Pada kesempatan lain Wasi bertemu dengan seorang perempuan setengah tua yang tampak sangat idealis menapaki kehidupan. Penampilannya sanat anggun, modern, namun praktis. Memilih hidup sendiri ia berusaha mendarma-baktikan hidupnya untuk sesuatu yang dianggapnya ideal. Meski tentu banyak orang yang tidak sependapat, dan cenderung menghakiminya sebagai orang aneh, bahkan tidak waras. Julaita nama perempuan itu. Pekerjaan dosen, hobi menjahit dan menulis fiksi, dan sangat sayang pada anak-anak balita, ogah untuk punya bayi sendiri sekalipun sekadar anak dari adopsi.
“Kalau saja kamu seorang lelaki tanpa ditanya dua kali aku akan menyatakan jatuh cinta padamu, lalu mengajakmu untuk pergi ke penghulu.. . . . .!” kata Julaita dengan suara agak gemetar dan mata menerawang jauh.
"Kenapa begitu?"
“Lelaki yang dulu tega meninggalkanku sangat mirip denganmu. Aku mampu merasakan auramu menyerupai auranya. Caramu bicara, arah pembicaraan, dan terutama caramu mengambil pilihan sulit dalam menghadapi kehidupan. . . . .!”

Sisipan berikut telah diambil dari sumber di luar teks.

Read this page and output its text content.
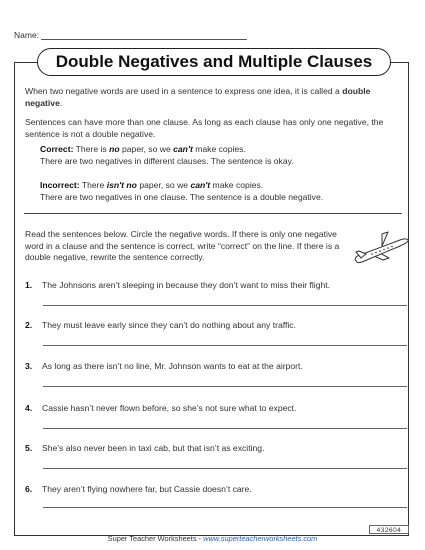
Name:
Double Negatives and Multiple Clauses

When two negative words are used in a sentence to express one idea, it is called a double negative.

Sentences can have more than one clause. As long as each clause has only one negative, the sentence is not a double negative.

Correct: There is no paper, so we can't make copies.
There are two negatives in different clauses. The sentence is okay.
Incorrect: There isn't no paper, so we can't make copies.
There are two negatives in one clause. The sentence is a double negative.
Read the sentences below. Circle the negative words. If there is only one negative word in a clause and the sentence is correct, write “correct” on the line. If there is a double negative, rewrite the sentence correctly.
1. The Johnsons aren’t sleeping in because they don’t want to miss their flight.
2. They must leave early since they can’t do nothing about any traffic.
3. As long as there isn’t no line, Mr. Johnson wants to eat at the airport.
4. Cassie hasn’t never flown before, so she’s not sure what to expect.
5. She’s also never been in taxi cab, but that isn’t as exciting.
6. They aren’t flying nowhere far, but Cassie doesn’t care.
432604
Super Teacher Worksheets - www.superteacherworksheets.com
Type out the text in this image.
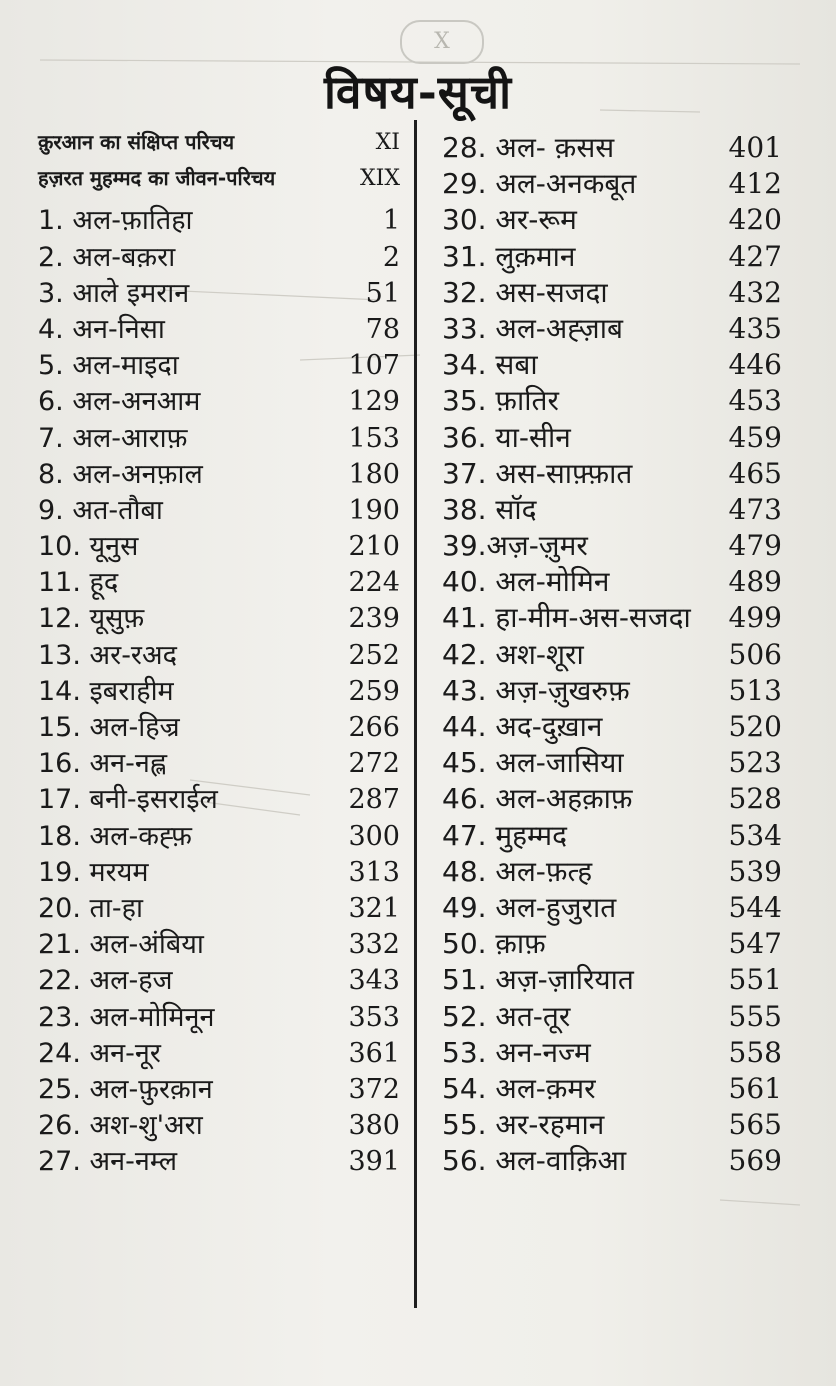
X
विषय-सूची
क़ुरआन का संक्षिप्त परिचय	XI
हज़रत मुहम्मद का जीवन-परिचय	XIX
1. अल-फ़ातिहा	1
2. अल-बक़रा	2
3. आले इमरान	51
4. अन-निसा	78
5. अल-माइदा	107
6. अल-अनआम	129
7. अल-आराफ़	153
8. अल-अनफ़ाल	180
9. अत-तौबा	190
10. यूनुस	210
11. हूद	224
12. यूसुफ़	239
13. अर-रअद	252
14. इबराहीम	259
15. अल-हिज्र	266
16. अन-नह्ल	272
17. बनी-इसराईल	287
18. अल-कह्फ़	300
19. मरयम	313
20. ता-हा	321
21. अल-अंबिया	332
22. अल-हज	343
23. अल-मोमिनून	353
24. अन-नूर	361
25. अल-फ़ुरक़ान	372
26. अश-शु'अरा	380
27. अन-नम्ल	391
28. अल- क़सस	401
29. अल-अनकबूत	412
30. अर-रूम	420
31. लुक़मान	427
32. अस-सजदा	432
33. अल-अह्ज़ाब	435
34. सबा	446
35. फ़ातिर	453
36. या-सीन	459
37. अस-साफ़्फ़ात	465
38. सॉद	473
39.अज़-ज़ुमर	479
40. अल-मोमिन	489
41. हा-मीम-अस-सजदा 499
42. अश-शूरा	506
43. अज़-ज़ुखरुफ़	513
44. अद-दुख़ान	520
45. अल-जासिया	523
46. अल-अहक़ाफ़	528
47. मुहम्मद	534
48. अल-फ़त्ह	539
49. अल-हुजुरात	544
50. क़ाफ़	547
51. अज़-ज़ारियात	551
52. अत-तूर	555
53. अन-नज्म	558
54. अल-क़मर	561
55. अर-रहमान	565
56. अल-वाक़िआ	569
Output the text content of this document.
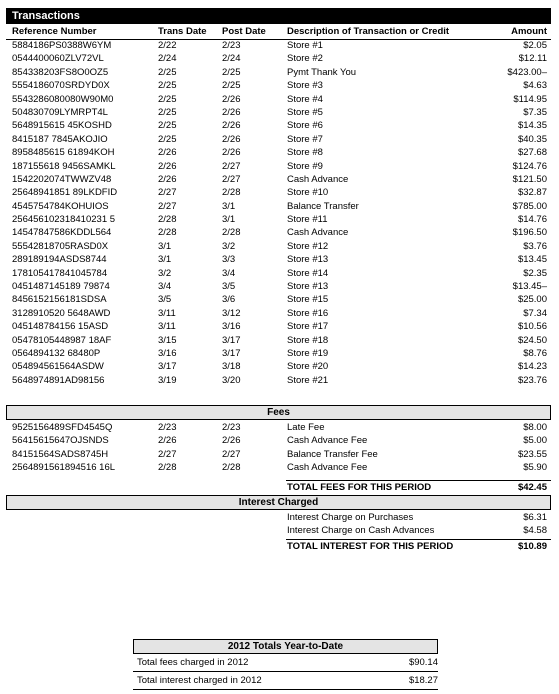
Transactions
Reference Number	Trans Date Post Date Description of Transaction or Credit	Amount
5884186PS0388W6YM	2/22	2/23	Store #1	$2.05
0544400060ZLV72VL	2/24	2/24	Store #2	$12.11
854338203FS8O0OZ5	2/25	2/25	Pymt Thank You	$423.00–
5554186070SRDYD0X	2/25	2/25	Store #3	$4.63
5543286080080W90M0	2/25	2/26	Store #4	$114.95
504830709LYMRPT4L	2/25	2/26	Store #5	$7.35
5648915615 45KOSHD	2/25	2/26	Store #6	$14.35
8415187 7845AKOJIO	2/25	2/26	Store #7	$40.35
8958485615 61894KOH	2/26	2/26	Store #8	$27.68
187155618 9456SAMKL	2/26	2/27	Store #9	$124.76
1542202074TWWZV48	2/26	2/27	Cash Advance	$121.50
25648941851 89LKDFID	2/27	2/28	Store #10	$32.87
4545754784KOHUIOS	2/27	3/1	Balance Transfer	$785.00
256456102318410231 5	2/28	3/1	Store #11	$14.76
14547847586KDDL564	2/28	2/28	Cash Advance	$196.50
55542818705RASD0X	3/1	3/2	Store #12	$3.76
289189194ASDS8744	3/1	3/3	Store #13	$13.45
178105417841045784	3/2	3/4	Store #14	$2.35
0451487145189 79874	3/4	3/5	Store #13	$13.45–
8456152156181SDSA	3/5	3/6	Store #15	$25.00
3128910520 5648AWD	3/11	3/12	Store #16	$7.34
045148784156 15ASD	3/11	3/16	Store #17	$10.56
05478105448987 18AF	3/15	3/17	Store #18	$24.50
0564894132 68480P	3/16	3/17	Store #19	$8.76
054894561564ASDW	3/17	3/18	Store #20	$14.23
5648974891AD98156	3/19	3/20	Store #21	$23.76
Fees
9525156489SFD4545Q	2/23	2/23	Late Fee	$8.00
56415615647OJSNDS	2/26	2/26	Cash Advance Fee	$5.00
84151564SADS8745H	2/27	2/27	Balance Transfer Fee	$23.55
2564891561894516 16L	2/28	2/28	Cash Advance Fee	$5.90
TOTAL FEES FOR THIS PERIOD	$42.45
Interest Charged
Interest Charge on Purchases	$6.31
Interest Charge on Cash Advances	$4.58
TOTAL INTEREST FOR THIS PERIOD	$10.89
2012 Totals Year-to-Date
Total fees charged in 2012	$90.14
Total interest charged in 2012	$18.27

Wasi meski sangat sering berhadapan dengan pembicaran aneh dengan banyak orang, kali ini tanpa sengaja begitu terjingkat kaget. Sebuah ungkapan yang sangat berterus-terang dan agak sarkas, namun tampak jujur.
Ia bertemu dengan Julaita pada sebuah seminar nasional masalah kegamangan rakyat menghadapi modernitas yang menjajah. Perempuan itu sebagai salah satu pembicara,dan Wasi banyak bertanya dengan kritis.
“Terimakasih atas pujian Ibu, tapi saya sangat jauh dari apa yang ibu persepsikan. Kita baru hari ini bertemu, dan tentu ibu belum tahu persis siapa saya.. . . . !” jawab Wasi merendah dengan senyum malu-malu. Ia coba menyembunyikan semburat merah pada wajahnya yang tiba-tiba merasa jengah oleh pujian itu. “Terimakasih atas pujian Ibu. Tapi mungkin itu terlalu tinggi untuk saya. . . . . .!”
“Ibu sudah lama mengikuti acaramu di televisi, dan aku tidak heran kamu menjadi idola bagi kalangan jelata seperti nama acaramu itu. . . . .!”
Pembicaraan selesai begitu saja. Sebab ibu Julaita disamperin seorang profesor dan mengajaknya ke satu ruangan untuk mendiskusikn satu masalah. Ia melambaikan tangan pada Wasi sambil berucap untuk bertemu kembali suatu ketika nanti,
Wasi tersenyum sendiri dengan kedua tangan masih tegang memegang kemudi. Tanpa terasa jarak tujuan tinggal dekat lagi. Namun masih ada sesuatu yang mengganjal di hatinya, yaitu pernyataan bu Julaita : kalau saja kamu seorang lelaki! Ah, apakah aku punya daya tarik kelelakian? Apakah gaya bicara dan sikapku sangat maskulin? Atau jangan-jangan ibu itu memiliki orientasi cinta pada orang sejenis? Hiihhh. Wasi bergidik sendiri ketika membayangkan berbagai perasaan geli, jijik, kotor, dan horor sekaligus.